Da anni il Rapporto del Censis (Centro Studi Investimenti sociali) è atteso per l’approccio spesso originale nella lettura della complessa situazione sociale dell’Italia, da molti anche per l’uso di un linguaggio ad effetto per raccontare questo oggetto misterioso e sfuggente che è il Belpaese. Anche quest’anno, nella presentazione del 58° Rapporto la settimana scorsa, il linguaggio utilizzato rispetta la tradizione anche se forse ormai le parole non bastano più per fare prestare attenzione ai ripetuti allarmi lanciati negli anni.
Viene forse di qui la novità di un inserto a colori (pp.77- 84), che si aggiunge alle molte figure e tabelle in bianco e nero, per raccontare con numeri ed infografiche a colori quello che le parole rischiano di non dire abbastanza chiaramente. Vediamo allora qualcuna di queste infografiche, cominciando da quella di più complicata lettura sul disagio giovanile nell’Unione Europea che vede sul podio di chi sta peggio, Italia, Grecia e Romania e di chi sta meglio, Malta, Paesi bassi e Austria, con le relative evoluzioni tra il 2014 e il 2023: qualche miglioramento ma resta molto da fare.

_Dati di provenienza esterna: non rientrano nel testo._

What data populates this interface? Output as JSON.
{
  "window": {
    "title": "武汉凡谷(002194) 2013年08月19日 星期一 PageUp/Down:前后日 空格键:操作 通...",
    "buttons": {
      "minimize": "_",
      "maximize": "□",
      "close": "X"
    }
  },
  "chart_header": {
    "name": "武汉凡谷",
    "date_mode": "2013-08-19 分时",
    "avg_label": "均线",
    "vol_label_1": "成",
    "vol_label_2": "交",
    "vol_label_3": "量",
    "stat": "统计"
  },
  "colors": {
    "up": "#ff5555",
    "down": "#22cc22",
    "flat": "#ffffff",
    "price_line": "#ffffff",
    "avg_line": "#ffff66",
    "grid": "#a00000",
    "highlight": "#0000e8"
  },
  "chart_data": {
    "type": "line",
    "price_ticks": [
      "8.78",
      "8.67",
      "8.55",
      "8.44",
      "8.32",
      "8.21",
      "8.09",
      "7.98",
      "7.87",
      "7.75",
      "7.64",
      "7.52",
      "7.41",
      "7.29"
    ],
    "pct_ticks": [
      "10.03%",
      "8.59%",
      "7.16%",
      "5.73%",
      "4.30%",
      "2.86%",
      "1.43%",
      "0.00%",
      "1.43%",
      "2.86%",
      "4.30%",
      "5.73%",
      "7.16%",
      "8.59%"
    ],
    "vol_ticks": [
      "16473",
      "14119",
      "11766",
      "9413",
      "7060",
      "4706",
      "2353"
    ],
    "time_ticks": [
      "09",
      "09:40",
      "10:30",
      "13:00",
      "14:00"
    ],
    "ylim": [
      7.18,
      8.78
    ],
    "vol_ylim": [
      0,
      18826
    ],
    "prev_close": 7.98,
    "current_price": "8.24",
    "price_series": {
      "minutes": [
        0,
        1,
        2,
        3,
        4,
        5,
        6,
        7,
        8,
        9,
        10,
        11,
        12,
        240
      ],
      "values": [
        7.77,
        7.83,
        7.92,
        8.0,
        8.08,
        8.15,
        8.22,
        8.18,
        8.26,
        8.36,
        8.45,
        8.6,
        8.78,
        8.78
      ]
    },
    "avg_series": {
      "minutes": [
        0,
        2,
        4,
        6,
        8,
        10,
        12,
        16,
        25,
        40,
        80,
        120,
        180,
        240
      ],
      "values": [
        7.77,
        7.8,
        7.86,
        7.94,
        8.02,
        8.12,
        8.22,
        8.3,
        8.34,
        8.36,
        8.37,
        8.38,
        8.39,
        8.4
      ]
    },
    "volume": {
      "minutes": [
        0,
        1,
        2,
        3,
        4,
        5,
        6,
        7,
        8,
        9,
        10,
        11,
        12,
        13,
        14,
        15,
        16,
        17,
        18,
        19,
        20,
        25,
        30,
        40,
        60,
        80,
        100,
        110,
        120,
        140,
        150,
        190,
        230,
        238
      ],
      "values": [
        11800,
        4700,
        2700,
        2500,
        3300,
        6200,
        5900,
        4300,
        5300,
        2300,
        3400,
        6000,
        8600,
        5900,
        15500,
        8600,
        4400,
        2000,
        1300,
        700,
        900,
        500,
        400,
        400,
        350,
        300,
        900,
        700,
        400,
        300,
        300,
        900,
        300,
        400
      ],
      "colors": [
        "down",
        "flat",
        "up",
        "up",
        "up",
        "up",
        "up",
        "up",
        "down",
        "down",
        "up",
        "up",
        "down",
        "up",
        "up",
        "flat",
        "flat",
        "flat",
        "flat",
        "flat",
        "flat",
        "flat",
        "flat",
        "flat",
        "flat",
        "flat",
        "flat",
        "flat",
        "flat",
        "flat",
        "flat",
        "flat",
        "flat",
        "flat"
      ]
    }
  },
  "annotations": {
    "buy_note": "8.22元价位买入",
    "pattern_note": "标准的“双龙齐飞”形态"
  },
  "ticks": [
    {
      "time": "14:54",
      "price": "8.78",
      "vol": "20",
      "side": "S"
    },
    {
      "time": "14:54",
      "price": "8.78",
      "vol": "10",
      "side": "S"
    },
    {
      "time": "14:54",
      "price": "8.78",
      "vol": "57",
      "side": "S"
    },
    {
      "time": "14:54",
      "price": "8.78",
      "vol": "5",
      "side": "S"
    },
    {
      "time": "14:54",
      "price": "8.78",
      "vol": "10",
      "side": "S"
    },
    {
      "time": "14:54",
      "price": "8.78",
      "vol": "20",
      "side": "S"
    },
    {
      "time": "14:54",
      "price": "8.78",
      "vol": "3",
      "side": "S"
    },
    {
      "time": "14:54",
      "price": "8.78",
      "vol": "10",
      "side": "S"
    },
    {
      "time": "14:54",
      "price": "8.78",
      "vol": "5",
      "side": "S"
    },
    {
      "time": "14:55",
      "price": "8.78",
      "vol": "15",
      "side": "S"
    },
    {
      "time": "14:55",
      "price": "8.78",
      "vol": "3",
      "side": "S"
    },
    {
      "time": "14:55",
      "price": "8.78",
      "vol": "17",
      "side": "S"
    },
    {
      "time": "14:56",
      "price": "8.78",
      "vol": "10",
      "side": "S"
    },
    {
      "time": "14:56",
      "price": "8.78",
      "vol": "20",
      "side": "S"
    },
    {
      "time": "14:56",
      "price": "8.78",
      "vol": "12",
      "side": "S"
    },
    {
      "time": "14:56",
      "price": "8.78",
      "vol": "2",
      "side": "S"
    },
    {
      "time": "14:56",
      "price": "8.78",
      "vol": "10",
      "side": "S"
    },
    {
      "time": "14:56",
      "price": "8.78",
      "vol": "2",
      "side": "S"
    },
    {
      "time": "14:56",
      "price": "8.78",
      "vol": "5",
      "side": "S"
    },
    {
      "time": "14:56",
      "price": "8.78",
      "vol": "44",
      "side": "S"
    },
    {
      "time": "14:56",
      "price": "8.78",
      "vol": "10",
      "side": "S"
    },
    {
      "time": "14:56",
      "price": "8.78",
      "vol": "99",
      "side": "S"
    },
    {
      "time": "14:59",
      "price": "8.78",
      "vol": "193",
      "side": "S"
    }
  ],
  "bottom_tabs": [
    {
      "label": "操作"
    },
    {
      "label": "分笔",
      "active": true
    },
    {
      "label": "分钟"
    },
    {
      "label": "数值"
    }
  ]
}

Segue la ruota infernale del debito pubblico nell’UE: al centro la soglia del 60% sul prodotto interno lordo (PIL) con la Grecia al 164%, l’Italia al 135% e la Francia al 110%; a distanza siderale il Lussemburgo al 25%, la Bulgaria al 23% e l’Estonia al 20%. Vicine al valore di riferimento Slovacchia (56%), Croazia (61%) e, naturalmente, la Germania (63%). Percentuali che spiegano quanto sia in salita la futura unione fiscale europea e quanto sia già difficile far convergere le finanze pubbliche tra i Ventisette.
Più complessa la mappa mondiale del nuovo ordine economico mondiale tra l’area delle economie avanzate, con in testa di gran lunga gli Stati Uniti seguiti da Germania, Giappone e Francia con distanziata l’Italia e l’area dell’Asia emergente, con la Cina tallonata dall’India e l’Europa emergente che ospita nel grafico, non senza qualche sorpresa, con la Polonia, anche Russia e Turchia: quest’ultimo un raggruppamento che meriterebbe qualche spiegazione supplementare.

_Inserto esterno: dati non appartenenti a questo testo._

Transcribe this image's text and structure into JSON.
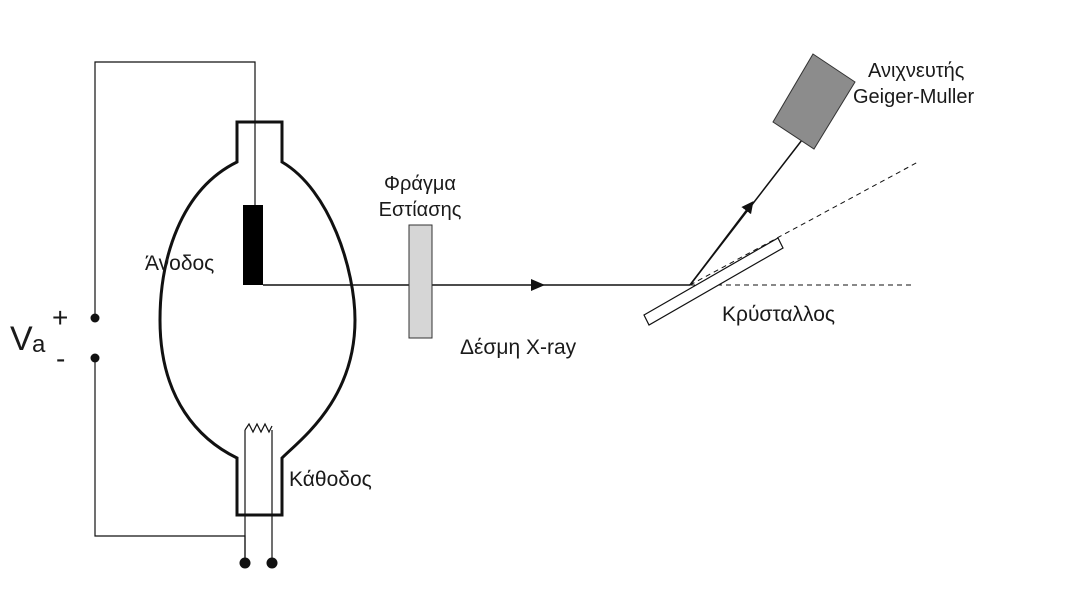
{
  "labels": {
    "anode": "Άνοδος",
    "cathode": "Κάθοδος",
    "aperture_line1": "Φράγμα",
    "aperture_line2": "Εστίασης",
    "beam": "Δέσμη X-ray",
    "crystal": "Κρύσταλλος",
    "detector_line1": "Ανιχνευτής",
    "detector_line2": "Geiger-Muller",
    "voltage_main": "V",
    "voltage_sub": "a",
    "plus_sign": "+",
    "minus_sign": "-"
  },
  "colors": {
    "line": "#111111",
    "anode_block": "#000000",
    "aperture_fill": "#d6d6d6",
    "detector_fill": "#8c8c8c",
    "crystal_fill": "#ffffff"
  }
}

Purtroppo di grande attualità l’infografica sul ritorno della guerra con i conflitti armati nel mondo dal 1989 ad oggi che racconta di una impressionante costante di conflitti in Africa, perlopiù dimenticati; di quelli solo apparentemente a bassa intensità in Medio Oriente, ma con la guerra del Golfo negli anni ‘90 e l’esplosione ininterrotta di conflitti e massacri in Siria, nello Yemen e a Gaza (gli ultimi dati sono del 2023), mentre l’Asia registra uno sciame continuo di conflitti minori, guerra in Afghanistan a parte. E infine la “fortunata” Europa, funestata da “sole” due guerre: quella nella ex-Jugoslavia e quella della Russia all’Ucraina.

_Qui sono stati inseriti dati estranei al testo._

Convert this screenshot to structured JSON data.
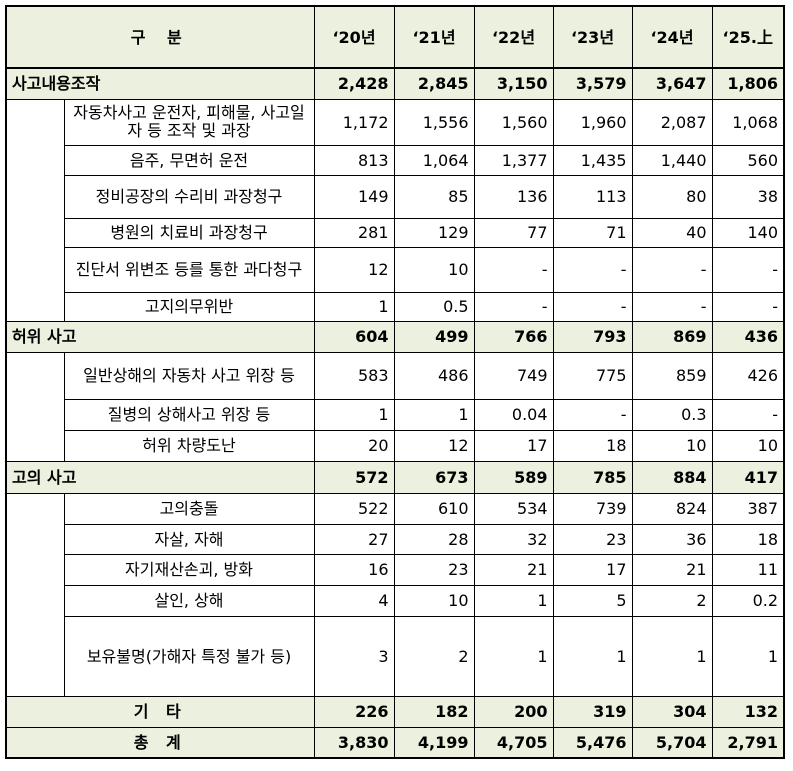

Ancora un cenno alle due ultime infografiche, quella sui flussi migratori internazionali e quella sugli scenari futuri.
Nella prima colpiscono in particolare le dimensioni dei flussi migratori, tra il 2013 e il 2023, in Africa e in Asia, tanto per il numero globale che per loro distribuzione all’interno dello stesso continente: su 120 milioni di migranti complessivi, 68 milioni si sono spostati all’interno dello stesso continente, confermando analoghe percentuali tradizionali nel tempo; a proporzioni invertite i movimenti migratori in America e in Europa, due poli di attrazione dei flussi.
Infine uno sguardo al futuro, nella speranza che ci sia: qui la crescita economica tra il 2020 e il 2075 mette in evidenza il potenziale di tre grandi Paesi, nell’ordine Stati Uniti, con Cina e India a pari merito, ma con due differenziali destinati a incidere sulla competizione: l’età mediana, attorno a 40 anni negli USA, a 50 in Cina e solo a 30 in India, che vede quest’ultima con un tasso di crescita in forte accelerazione, seguita a distanza da Cina e Stati Uniti.
Domanda finale: chi ci sarà fra 50 anni, che lingua dovrà saper parlare? E’ già ora di prepararsi.